Le ministère de la Justice, des Droits de la Personne humaine et du Genre, en collaboration avec la Primature, a organisé ce mardi 20 janvier 2026 à Gitega un atelier d’échanges consacré à l’implantation de nouvelles institutions judiciaires, dans le but de rapprocher davantage la justice des justiciables.Cette initiative s’inscrit dans le cadre d’une réforme profonde du système judiciaire, visant à améliorer l’efficacité, l’accessibilité et la célérité du service public de la justice, au bénéfice des citoyens et des résidents étrangers.
Le Gouverneur de Gitega, Liboire Bigirimana, a salué la collaboration entre l’administration et les instances judiciaires, tout en soulignant l’incompréhension persistante de certains citoyens, qui assimilent encore les autorités administratives aux organes judiciaires. Il a plaidé pour l’organisation de séances de sensibilisation sur les lois et procédures judiciaires.
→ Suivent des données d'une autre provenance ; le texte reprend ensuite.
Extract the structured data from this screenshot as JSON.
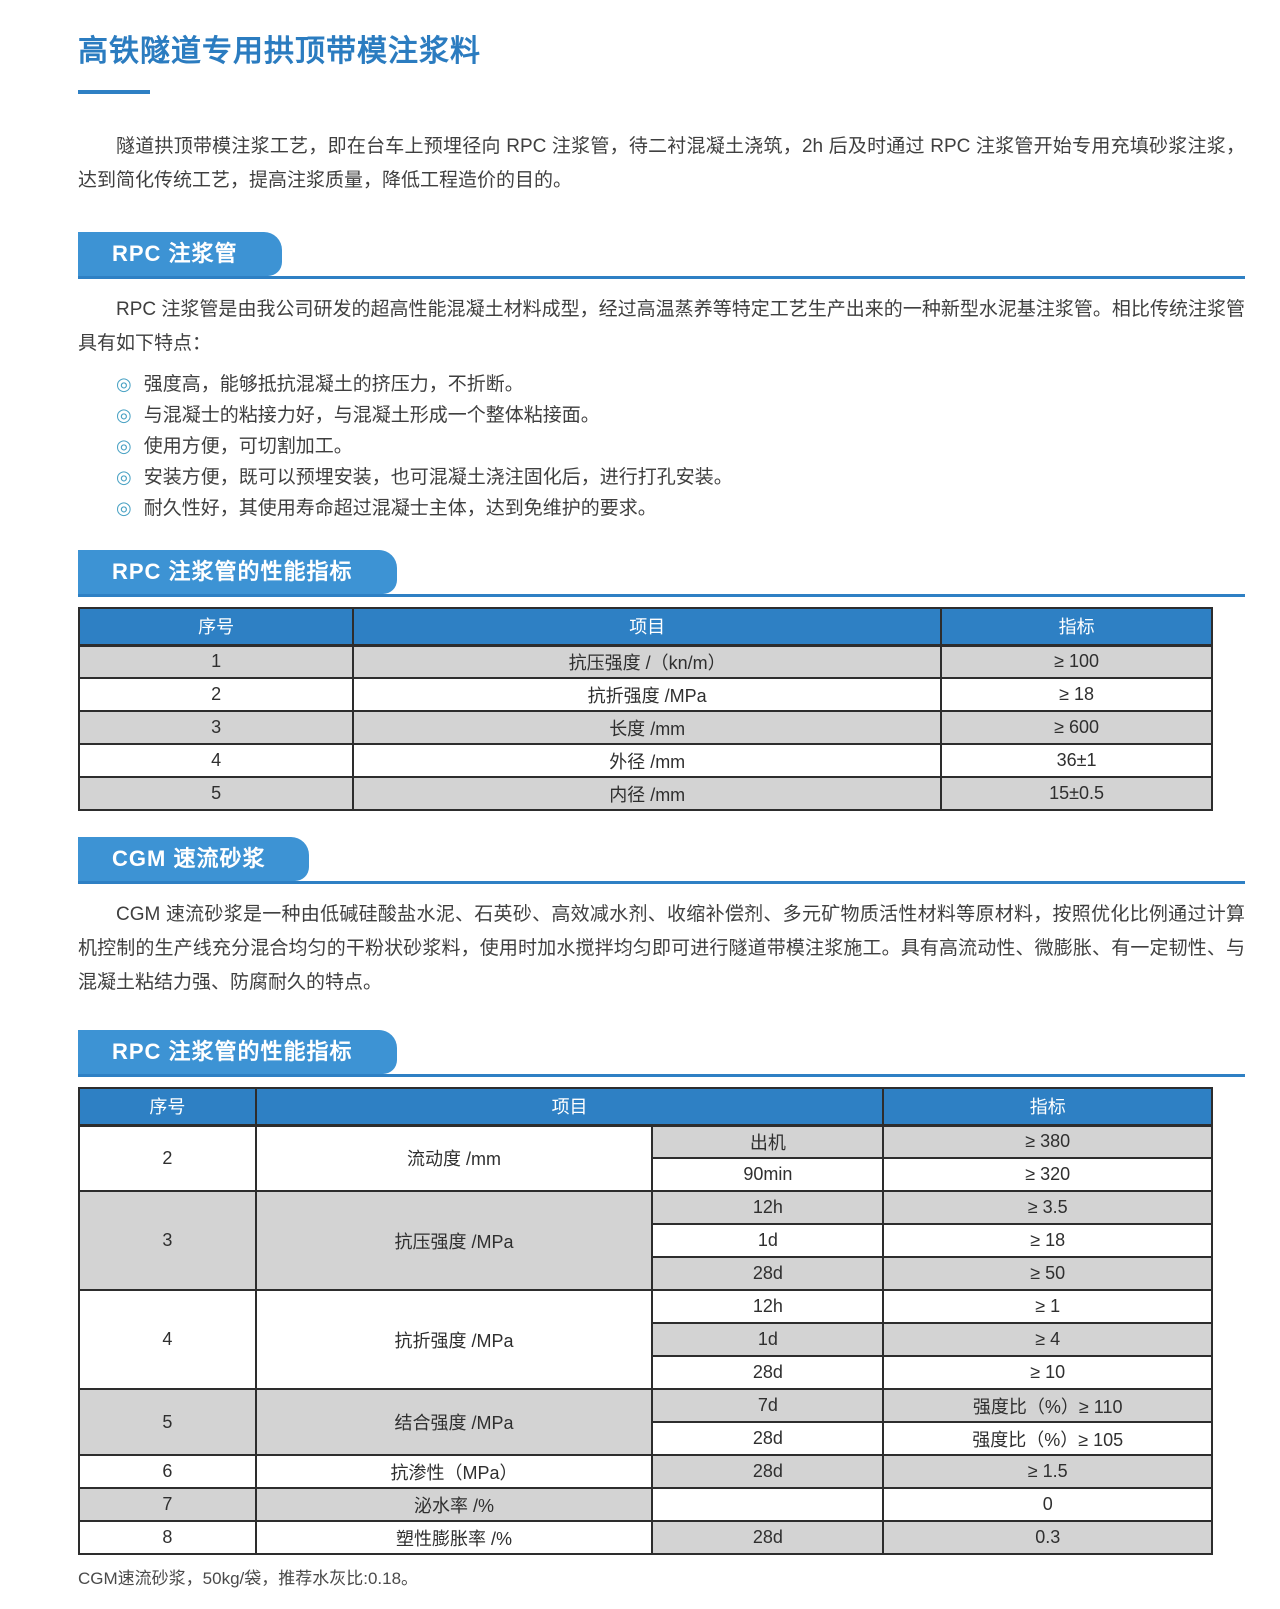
{
  "colors": {
    "accent_blue": "#2e80c4",
    "badge_blue": "#3d93d4",
    "title_blue": "#2b7cc0",
    "row_gray": "#d3d3d3",
    "bullet_teal": "#4aa2c4"
  },
  "header": {
    "title": "高铁隧道专用拱顶带模注浆料"
  },
  "intro": "隧道拱顶带模注浆工艺，即在台车上预埋径向 RPC 注浆管，待二衬混凝土浇筑，2h 后及时通过 RPC 注浆管开始专用充填砂浆注浆，达到简化传统工艺，提高注浆质量，降低工程造价的目的。",
  "sections": {
    "rpc": {
      "badge": "RPC 注浆管",
      "paragraph": "RPC 注浆管是由我公司研发的超高性能混凝土材料成型，经过高温蒸养等特定工艺生产出来的一种新型水泥基注浆管。相比传统注浆管具有如下特点：",
      "bullet_icon": "◎",
      "bullets": [
        "强度高，能够抵抗混凝土的挤压力，不折断。",
        "与混凝士的粘接力好，与混凝土形成一个整体粘接面。",
        "使用方便，可切割加工。",
        "安装方便，既可以预埋安装，也可混凝土浇注固化后，进行打孔安装。",
        "耐久性好，其使用寿命超过混凝士主体，达到免维护的要求。"
      ]
    },
    "rpc_specs": {
      "badge": "RPC 注浆管的性能指标",
      "table": {
        "headers": [
          "序号",
          "项目",
          "指标"
        ],
        "rows": [
          [
            "1",
            "抗压强度 /（kn/m）",
            "≥ 100"
          ],
          [
            "2",
            "抗折强度 /MPa",
            "≥ 18"
          ],
          [
            "3",
            "长度 /mm",
            "≥ 600"
          ],
          [
            "4",
            "外径 /mm",
            "36±1"
          ],
          [
            "5",
            "内径 /mm",
            "15±0.5"
          ]
        ]
      }
    },
    "cgm": {
      "badge": "CGM 速流砂浆",
      "paragraph": "CGM 速流砂浆是一种由低碱硅酸盐水泥、石英砂、高效减水剂、收缩补偿剂、多元矿物质活性材料等原材料，按照优化比例通过计算机控制的生产线充分混合均匀的干粉状砂浆料，使用时加水搅拌均匀即可进行隧道带模注浆施工。具有高流动性、微膨胀、有一定韧性、与混凝土粘结力强、防腐耐久的特点。"
    },
    "cgm_specs": {
      "badge": "RPC 注浆管的性能指标",
      "table": {
        "headers": [
          "序号",
          "项目",
          "指标"
        ],
        "groups": [
          {
            "no": "2",
            "item": "流动度 /mm",
            "subs": [
              {
                "time": "出机",
                "value": "≥ 380"
              },
              {
                "time": "90min",
                "value": "≥ 320"
              }
            ]
          },
          {
            "no": "3",
            "item": "抗压强度 /MPa",
            "subs": [
              {
                "time": "12h",
                "value": "≥ 3.5"
              },
              {
                "time": "1d",
                "value": "≥ 18"
              },
              {
                "time": "28d",
                "value": "≥ 50"
              }
            ]
          },
          {
            "no": "4",
            "item": "抗折强度 /MPa",
            "subs": [
              {
                "time": "12h",
                "value": "≥ 1"
              },
              {
                "time": "1d",
                "value": "≥ 4"
              },
              {
                "time": "28d",
                "value": "≥ 10"
              }
            ]
          },
          {
            "no": "5",
            "item": "结合强度 /MPa",
            "subs": [
              {
                "time": "7d",
                "value": "强度比（%）≥ 110"
              },
              {
                "time": "28d",
                "value": "强度比（%）≥ 105"
              }
            ]
          },
          {
            "no": "6",
            "item": "抗渗性（MPa）",
            "subs": [
              {
                "time": "28d",
                "value": "≥ 1.5"
              }
            ]
          },
          {
            "no": "7",
            "item": "泌水率 /%",
            "subs": [
              {
                "time": "",
                "value": "0"
              }
            ]
          },
          {
            "no": "8",
            "item": "塑性膨胀率 /%",
            "subs": [
              {
                "time": "28d",
                "value": "0.3"
              }
            ]
          }
        ]
      }
    }
  },
  "footnote": "CGM速流砂浆，50kg/袋，推荐水灰比:0.18。"
}
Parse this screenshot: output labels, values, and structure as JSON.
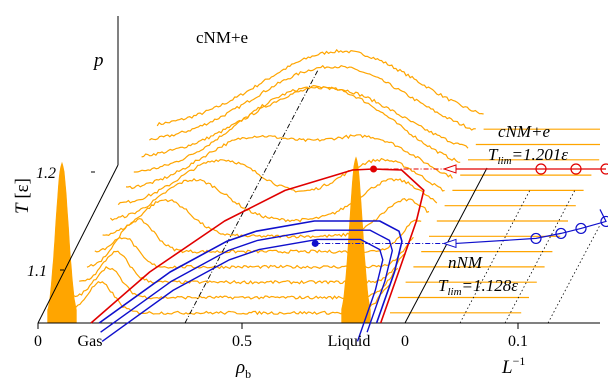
{
  "chart_data": {
    "type": "line",
    "colors": {
      "histogram": "#ffa500",
      "cnm": "#e00000",
      "nnm": "#1010cc",
      "axis": "#000000"
    },
    "annotations": {
      "top_label": "cNM+e",
      "cnm_label": "cNM+e",
      "cnm_tlim_lhs": "T",
      "cnm_tlim_sub": "lim",
      "cnm_tlim_rhs": "=1.201ε",
      "nnm_label": "nNM",
      "nnm_tlim_lhs": "T",
      "nnm_tlim_sub": "lim",
      "nnm_tlim_rhs": "=1.128ε",
      "gas": "Gas",
      "liquid": "Liquid"
    },
    "axes": {
      "p_label": "p",
      "t_label": "T [ε]",
      "rho_label_main": "ρ",
      "rho_label_sub": "b",
      "linv_label_main": "L",
      "linv_label_sup": "−1",
      "t_ticks": [
        "1.1",
        "1.2"
      ],
      "rho_ticks": [
        "0",
        "0.5"
      ],
      "linv_ticks": [
        "0",
        "0.1"
      ]
    },
    "temperature_range": [
      1.05,
      1.25
    ],
    "density_range": [
      0,
      1
    ],
    "series": [
      {
        "name": "cNM+e",
        "coexistence": {
          "T": [
            1.05,
            1.1,
            1.15,
            1.18,
            1.2,
            1.201
          ],
          "rho_low": [
            0.13,
            0.21,
            0.33,
            0.44,
            0.58,
            0.63
          ],
          "rho_high": [
            0.84,
            0.82,
            0.8,
            0.78,
            0.7,
            0.63
          ]
        },
        "critical_point": {
          "rho": 0.63,
          "T": 1.201
        },
        "finite_size": {
          "inv_L": [
            0.085,
            0.12,
            0.15
          ],
          "T": [
            1.201,
            1.201,
            1.201
          ]
        },
        "T_lim": 1.201
      },
      {
        "name": "nNM",
        "coexistence": {
          "T": [
            1.05,
            1.1,
            1.13,
            1.14,
            1.15
          ],
          "rho_low": [
            0.15,
            0.26,
            0.36,
            0.42,
            0.55
          ],
          "rho_high": [
            0.83,
            0.81,
            0.79,
            0.77,
            0.71
          ]
        },
        "critical_point": {
          "rho": 0.58,
          "T": 1.128
        },
        "finite_size": {
          "inv_L": [
            0.08,
            0.105,
            0.125,
            0.15
          ],
          "T": [
            1.133,
            1.138,
            1.143,
            1.15
          ]
        },
        "T_lim": 1.128
      }
    ],
    "histogram_temperatures": [
      1.06,
      1.075,
      1.09,
      1.105,
      1.12,
      1.135,
      1.15,
      1.165,
      1.18,
      1.195,
      1.21,
      1.225,
      1.24
    ],
    "grid": false
  }
}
Représentant le Premier ministre, Frédéric Nimubona, chef de cabinet adjoint à la Primature, a appelé à une action urgente et a insisté sur la qualité architecturale des infrastructures, destinées à refléter la Vision nationale d’un Burundi émergent à l’horizon 2040 et développé en 2060.
Le ministre de la Justice, des Droits de la Personne humaine et du Genre, Arthémon Katihabwa, a indiqué que parmi les mesures phares figure la réorganisation de la carte judiciaire : la création de tribunaux de base dans chaque zone et de tribunaux de grande instance dans toutes les communes.
Il a rappelé que la réussite de cette réforme repose sur des infrastructures adaptées, des équipements modernes, des ressources humaines qualifiées et l’implication de tous les acteurs : magistrats, procureurs, autorités administratives et citoyens. Dans cette perspective, le gouvernement prévoit la construction de 315 nouveaux tribunaux de résidence et de 22 tribunaux de grande instance, chacun doté de son parquet.
Signalons que l’atelier a également été l’occasion de remettre aux juridictions des matériels modernes de mesure foncière utilisant la technologie GPS, afin de fiabiliser et de faciliter le travail judiciaire sur le terrain.